Trusting the process 11/23/18


This morning I woke up feeling refreshed because I went to bed at 9:30...I still struggled to get out of bed on time. This was my second to last Friday at work. During this journey I am practicing the below.
  1. Self love and self respect
  1. Noticing events and feelings; not labeling them
  1. Living in the moment
  1. Trusting the process
  1. Documenting events, feelings, and thoughts
One of the hardest items is not using 'labeling' words or language. Why do I have the urge to describe events as a bad event or a good event? What if it is just an event, it happened, and now that I have acknowledged it happen I need to move on? I think that our ability to label events and feelings gives us a sense of order in our lives. Spiders are bad, I 'know' to be afraid of them. Going to bed on time is good, I won't feel tired in the morning. Are both of those statements true? Spiders aren't that bad and whether I got 8 hours of sleep or 4 I'm probably still going to struggle to get out of bed at 7:30 AM in the morning. What if instead I just took things as they are. So, lets try this over.
This morning my eyes popped open as soon as my alarm went off. I hit snooze 2 times while I stared at the ceiling and then I scrolled through my phone notifications for another 7 minutes. I left the house at 8:36 AM and dropped a package off at UPS on my way to work.

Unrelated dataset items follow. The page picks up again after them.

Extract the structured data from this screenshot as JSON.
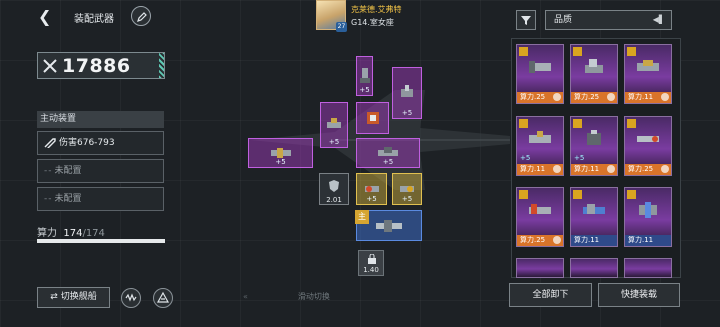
{
  "header": {
    "title": "装配武器",
    "back_icon": "back-arrow-icon",
    "edit_icon": "edit-pen-icon"
  },
  "power": {
    "value": "17886",
    "icon": "crossed-swords-icon"
  },
  "active_equipment": {
    "heading": "主动装置",
    "slots": [
      {
        "label": "伤害676-793",
        "state": "filled",
        "icon": "missile-icon"
      },
      {
        "label": "未配置",
        "state": "empty"
      },
      {
        "label": "未配置",
        "state": "empty"
      }
    ]
  },
  "compute": {
    "label": "算力",
    "current": "174",
    "max": "/174",
    "fill_fraction": 1.0
  },
  "bottom_left": {
    "switch_ship_label": "切换舰船",
    "swap_icon": "swap-arrows-icon",
    "btn2_icon": "wave-icon",
    "btn3_icon": "ship-outline-icon",
    "slide_hint": "滑动切换"
  },
  "commander": {
    "name": "克莱德.艾弗特",
    "rank": "G14.室女座",
    "level_badge": "27"
  },
  "ship_parts": {
    "plus_label": "+5",
    "main_tag": "主",
    "slot_a_weight": "2.01",
    "slot_b_weight": "1.40"
  },
  "inventory": {
    "sort_label": "品质",
    "filter_icon": "filter-funnel-icon",
    "cards": [
      {
        "label": "算力.25",
        "plus": "",
        "equipped": true,
        "strip": "orange"
      },
      {
        "label": "算力.25",
        "plus": "",
        "equipped": true,
        "strip": "orange"
      },
      {
        "label": "算力.11",
        "plus": "",
        "equipped": true,
        "strip": "orange"
      },
      {
        "label": "算力.11",
        "plus": "+5",
        "equipped": true,
        "strip": "orange"
      },
      {
        "label": "算力.11",
        "plus": "+5",
        "equipped": true,
        "strip": "orange"
      },
      {
        "label": "算力.25",
        "plus": "",
        "equipped": true,
        "strip": "orange"
      },
      {
        "label": "算力.25",
        "plus": "",
        "equipped": true,
        "strip": "orange"
      },
      {
        "label": "算力.11",
        "plus": "",
        "equipped": false,
        "strip": "blue"
      },
      {
        "label": "算力.11",
        "plus": "",
        "equipped": false,
        "strip": "blue"
      }
    ]
  },
  "actions": {
    "unload_all": "全部卸下",
    "quick_equip": "快捷装载"
  },
  "colors": {
    "accent_teal": "#5fc9b4",
    "purple_slot": "#c060e0",
    "gold_slot": "#e0c050",
    "blue_slot": "#5a8ae0",
    "orange_strip": "#d9742a",
    "name_gold": "#f0c247"
  }
}
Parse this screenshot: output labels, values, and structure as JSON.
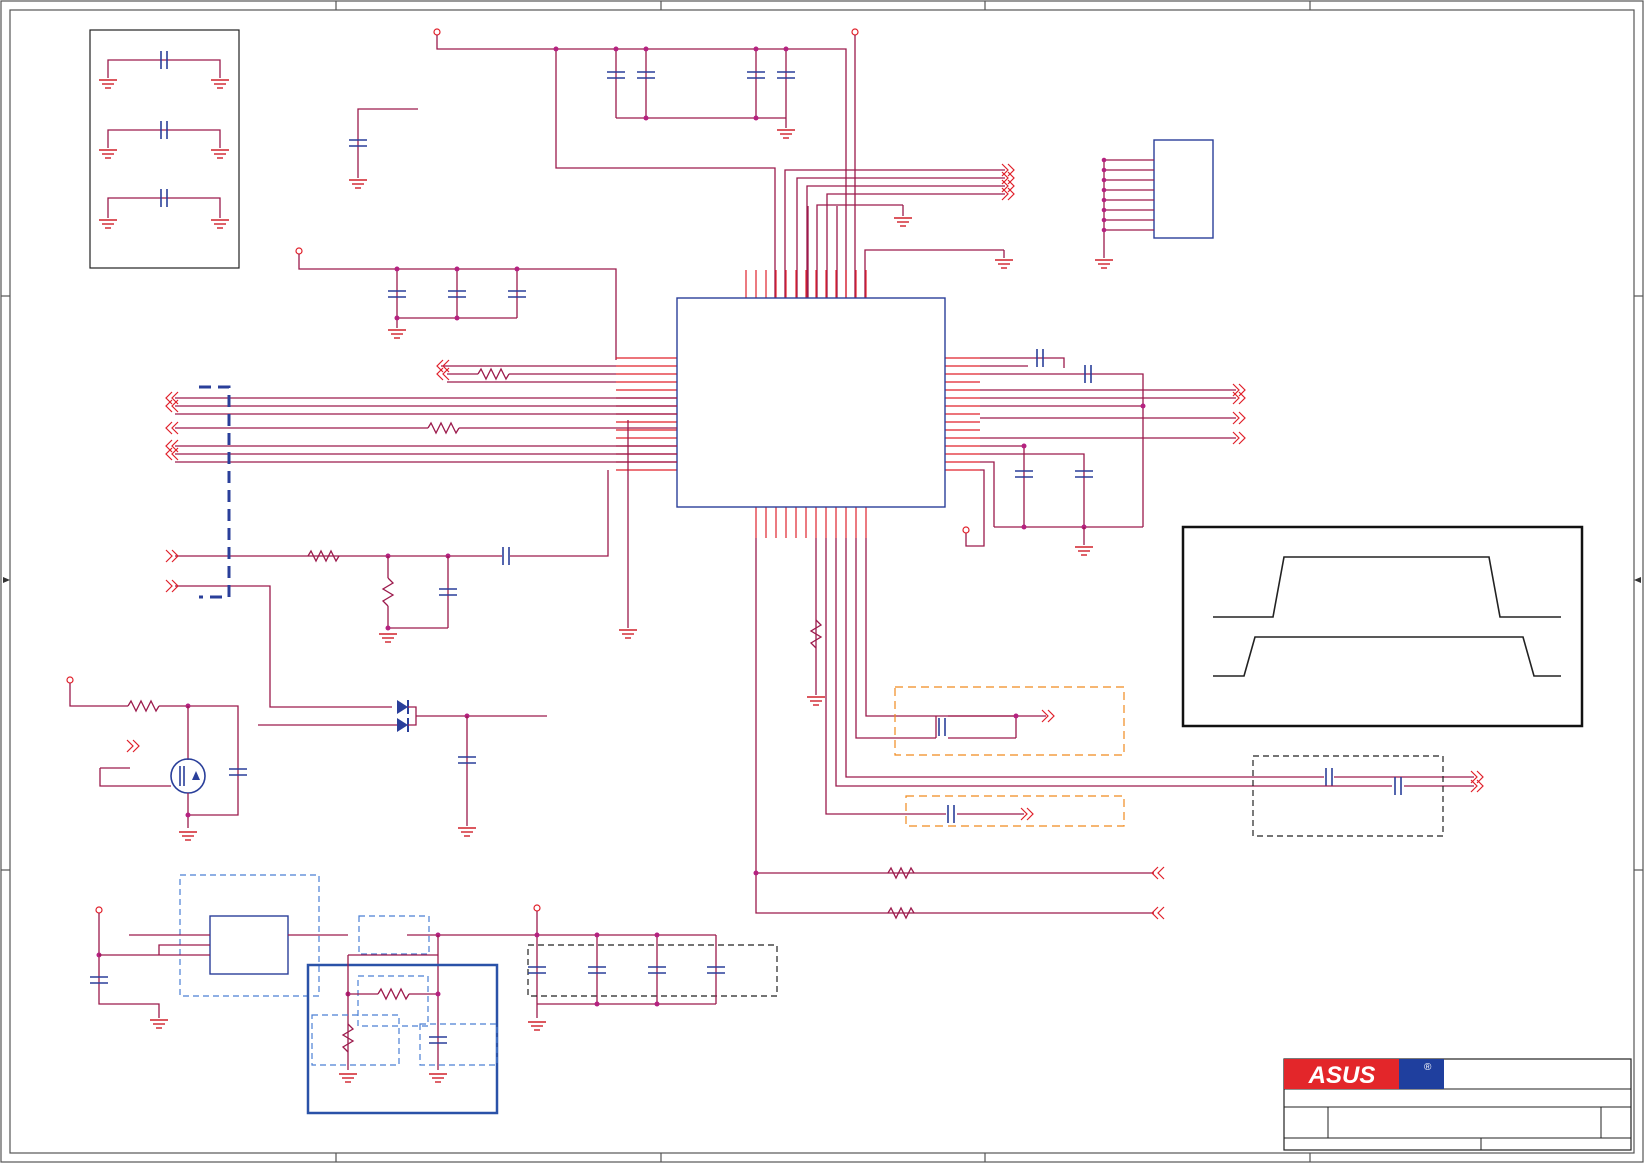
{
  "title_block": {
    "logo": "ASUS",
    "registered_mark": "®"
  },
  "colors": {
    "wire": "#9c1a4c",
    "pin": "#e0202a",
    "component": "#2a3f9a",
    "orange_box": "#f08a1e",
    "logo_red": "#e3262a",
    "logo_blue": "#1f3f9e"
  }
}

See, now that wasn't so bad. It sounds like a pretty typical morning. Of course, I had some things happen that could have been viewed as frustrating. Like hitting every light in Shepherdsville, driving with my gas light on, paying for a $12 cardboard box to ship a item I only sold for $16. But, why cry over spilled milk. What good does it do us to cling onto negative events in our lives and suck on them like we are a tick on a blood hound? 1 of 2 things are bound to happen as you greedily nurse your feelings and suck in all that blood. 1 - You lose control and drink to much and will explode or 2 - the farmer takes a lighter to your bloated belly and you explode. Have you ever seen a tick wipe it's mouth after a couple of seconds with a white napkin and say 'Thank you for your supply of fresh blood, enjoy the rest of your day' and walk away? No. I have never witnessed that. In my mind this relates to us when we cling on to negativity and won't let go. At first you feel triumphant, that is the first bite into new flesh, a new beginning. A time to really dive into your black hole and start to blame everyone around you for what just happened, there was nothing you could do, it was inevitable, and now the rest of your day is ruined! Oh joy, doesn't it make us feel better to let everyone around us know how 'that thing' just ruined our whole day and now we can help ruin everyone else day! But, as time goes on and people become weary of your dark aura and snide remarks you start to fill up with anger, shame, or frustrations. It builds and builds until you are the size of a quarter on the side of the blood hound...and now you have no where to go. The only person you have hurt now...is yourself. And the blood hound. Well, maybe we should switch roles, maybe you are the blood hound and the negativity is the tick which is feeding off of you. Boom. That is how I should have started this 8 minutes ago. Yes, it has taken me 8 minutes, this stuff takes time! Getting all of this out of your head in an organized manner! Shew! Anyhow, have I made my point? It only feels good for a little bit and then you have to let it go already! Move on. You are being selfish now.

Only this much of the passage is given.